The charts below show the scores of Log-Loss. The gaps between train and test scores were smaller after hyperparameter tuning. The tuned models were less overfitting. However, I still had room to do further improvement. 

In [None]:
plt.figure(figsize=(16, 5))

plt.subplot(1, 3, 1)
plt.title('Log-Loss Scores for Random Forest')
ax = sns.barplot(x='name', y='scores', hue='type', data=df_rfc)

plt.subplot(1, 3, 2)
plt.title('Log-Loss Scores for Logistic Regression')
ax = sns.barplot(x='name', y='scores', hue='type', data=df_lr)

plt.subplot(1, 3, 3)
plt.title('Log-Loss Scores for Light GBM')
ax = sns.barplot(x='name', y='scores', hue='type', data=df_lgbm)
plt.show()

## Part4: Optimizing ensemble weights
I used optimization algorithm to find the best weights to ensamble three models.

In [None]:
predictions = []
for clf in clfs:
    predictions.append(clf.predict_proba(X_test))

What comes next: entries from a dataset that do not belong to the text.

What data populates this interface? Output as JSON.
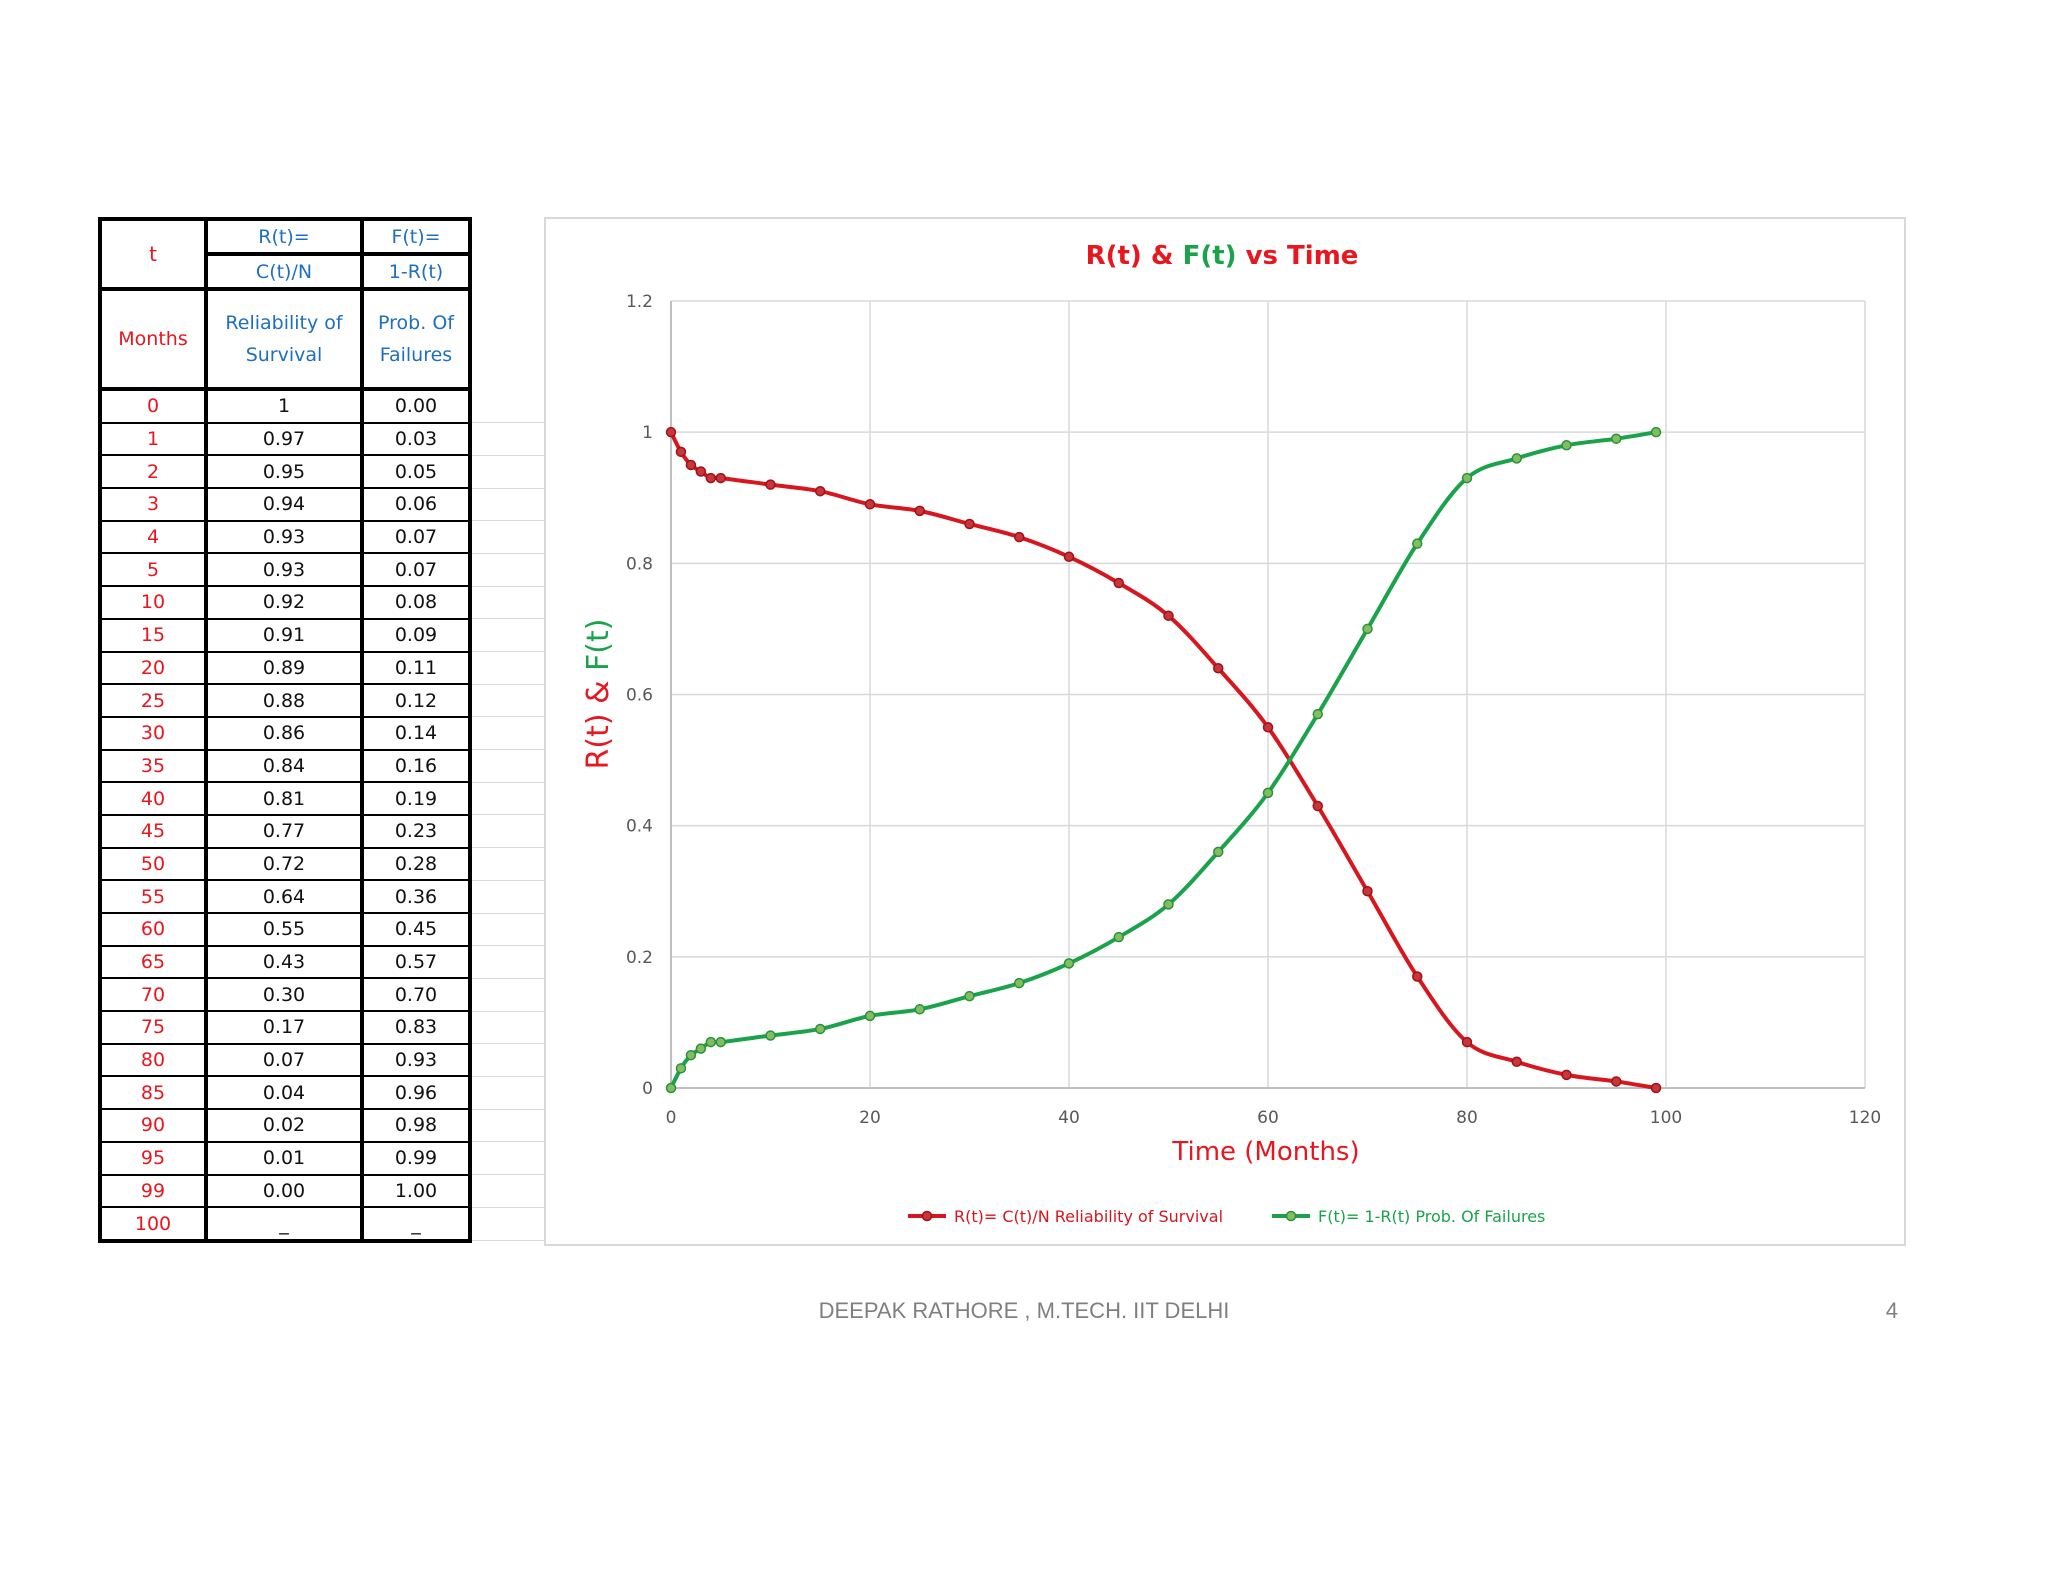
{
  "table": {
    "header": {
      "t": "t",
      "r_formula_1": "R(t)=",
      "r_formula_2": "C(t)/N",
      "f_formula_1": "F(t)=",
      "f_formula_2": "1-R(t)",
      "months": "Months",
      "r_desc": "Reliability of Survival",
      "f_desc": "Prob. Of Failures"
    },
    "rows": [
      {
        "t": "0",
        "r": "1",
        "f": "0.00"
      },
      {
        "t": "1",
        "r": "0.97",
        "f": "0.03"
      },
      {
        "t": "2",
        "r": "0.95",
        "f": "0.05"
      },
      {
        "t": "3",
        "r": "0.94",
        "f": "0.06"
      },
      {
        "t": "4",
        "r": "0.93",
        "f": "0.07"
      },
      {
        "t": "5",
        "r": "0.93",
        "f": "0.07"
      },
      {
        "t": "10",
        "r": "0.92",
        "f": "0.08"
      },
      {
        "t": "15",
        "r": "0.91",
        "f": "0.09"
      },
      {
        "t": "20",
        "r": "0.89",
        "f": "0.11"
      },
      {
        "t": "25",
        "r": "0.88",
        "f": "0.12"
      },
      {
        "t": "30",
        "r": "0.86",
        "f": "0.14"
      },
      {
        "t": "35",
        "r": "0.84",
        "f": "0.16"
      },
      {
        "t": "40",
        "r": "0.81",
        "f": "0.19"
      },
      {
        "t": "45",
        "r": "0.77",
        "f": "0.23"
      },
      {
        "t": "50",
        "r": "0.72",
        "f": "0.28"
      },
      {
        "t": "55",
        "r": "0.64",
        "f": "0.36"
      },
      {
        "t": "60",
        "r": "0.55",
        "f": "0.45"
      },
      {
        "t": "65",
        "r": "0.43",
        "f": "0.57"
      },
      {
        "t": "70",
        "r": "0.30",
        "f": "0.70"
      },
      {
        "t": "75",
        "r": "0.17",
        "f": "0.83"
      },
      {
        "t": "80",
        "r": "0.07",
        "f": "0.93"
      },
      {
        "t": "85",
        "r": "0.04",
        "f": "0.96"
      },
      {
        "t": "90",
        "r": "0.02",
        "f": "0.98"
      },
      {
        "t": "95",
        "r": "0.01",
        "f": "0.99"
      },
      {
        "t": "99",
        "r": "0.00",
        "f": "1.00"
      },
      {
        "t": "100",
        "r": "_",
        "f": "_"
      }
    ]
  },
  "chart_data": {
    "type": "line",
    "title_parts": [
      {
        "text": "R(t)",
        "color": "#e8161e"
      },
      {
        "text": " & ",
        "color": "#e8161e"
      },
      {
        "text": "F(t)",
        "color": "#1aa34a"
      },
      {
        "text": " vs Time",
        "color": "#e8161e"
      }
    ],
    "xlabel": "Time (Months)",
    "ylabel_parts": [
      {
        "text": "R(t)",
        "color": "#e8161e"
      },
      {
        "text": " & ",
        "color": "#e8161e"
      },
      {
        "text": "F(t)",
        "color": "#1aa34a"
      }
    ],
    "xlim": [
      0,
      120
    ],
    "ylim": [
      0,
      1.2
    ],
    "x_ticks": [
      "0",
      "20",
      "40",
      "60",
      "80",
      "100",
      "120"
    ],
    "y_ticks": [
      "0",
      "0.2",
      "0.4",
      "0.6",
      "0.8",
      "1",
      "1.2"
    ],
    "grid": true,
    "legend_position": "bottom",
    "x": [
      0,
      1,
      2,
      3,
      4,
      5,
      10,
      15,
      20,
      25,
      30,
      35,
      40,
      45,
      50,
      55,
      60,
      65,
      70,
      75,
      80,
      85,
      90,
      95,
      99
    ],
    "series": [
      {
        "name": "R(t)= C(t)/N Reliability of Survival",
        "color": "#d7161e",
        "values": [
          1,
          0.97,
          0.95,
          0.94,
          0.93,
          0.93,
          0.92,
          0.91,
          0.89,
          0.88,
          0.86,
          0.84,
          0.81,
          0.77,
          0.72,
          0.64,
          0.55,
          0.43,
          0.3,
          0.17,
          0.07,
          0.04,
          0.02,
          0.01,
          0.0
        ]
      },
      {
        "name": "F(t)= 1-R(t) Prob. Of Failures",
        "color": "#1aa34a",
        "values": [
          0,
          0.03,
          0.05,
          0.06,
          0.07,
          0.07,
          0.08,
          0.09,
          0.11,
          0.12,
          0.14,
          0.16,
          0.19,
          0.23,
          0.28,
          0.36,
          0.45,
          0.57,
          0.7,
          0.83,
          0.93,
          0.96,
          0.98,
          0.99,
          1.0
        ]
      }
    ]
  },
  "footer": {
    "author": "DEEPAK RATHORE , M.TECH. IIT DELHI",
    "page_number": "4"
  }
}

def log_loss_func(weights):
    ''' scipy minimize will pass the weights as a numpy array '''
    final_prediction = 0
    for weight, prediction in zip(weights, predictions):
            final_prediction += weight*prediction

    return log_loss(y_test, final_prediction)
    
#the algorithms need a starting value, right not we chose 0.5 for all weights
#its better to choose many random starting points and run minimize a few times
starting_values = [0.5 for i in range(len(predictions))]
#adding constraints and a different solver
cons = ({'type':'eq','fun':lambda w: 1-sum(w)})
#weights are bound between 0 and 1
bounds = [(0,1)]*len(predictions)

res = minimize(log_loss_func, starting_values, method='SLSQP', bounds=bounds, constraints=cons)

print('Ensamble Score: {best_score}'.format(best_score=res['fun']))
print('Best Weights: {weights}'.format(weights=res['x']))

The table below shows Log-Loss. I learned that the ensembling model was better than three other individual models.

In [None]:
df_summary = pd.DataFrame(data={
    'models': ['Random Forest(Tuned)', 'Logistic Regression(Tuned)'
              , 'Light GBM(Tuned)', 'Ensembling Model'],
    'scores': [rfc_result_post['scores']['test']
               , lr_result_post['scores']['test']
               , lgbm_result_post['scores']['test']
               , res['fun']
              ]
}) 
df_summary

## Part5: Submission

In [None]:
for clf in clfs:
    preds = clf.predict_proba(test)
    lpreds = clf.predict_proba(test)
    gpreds = clf.predict_proba(test)
    xpreds = clf.predict_proba(test)

In [None]:
coef_1 = res['x'][0] 
coef_2 = res['x'][1] 
coef_3 = res['x'][2]
finalPreds = coef_1*preds + coef_2*lpreds + coef_3*xpreds

In [None]:
pred = pd.DataFrame(finalPreds, index=sample.id.values, columns=sample.columns[1:])
pred.to_csv('prediction.csv', index_label='id')

This competition has already ended, but we still can submit our predictions to see the scores. Top places have score of 0.38.

My ensemble model got a score of 0.48983.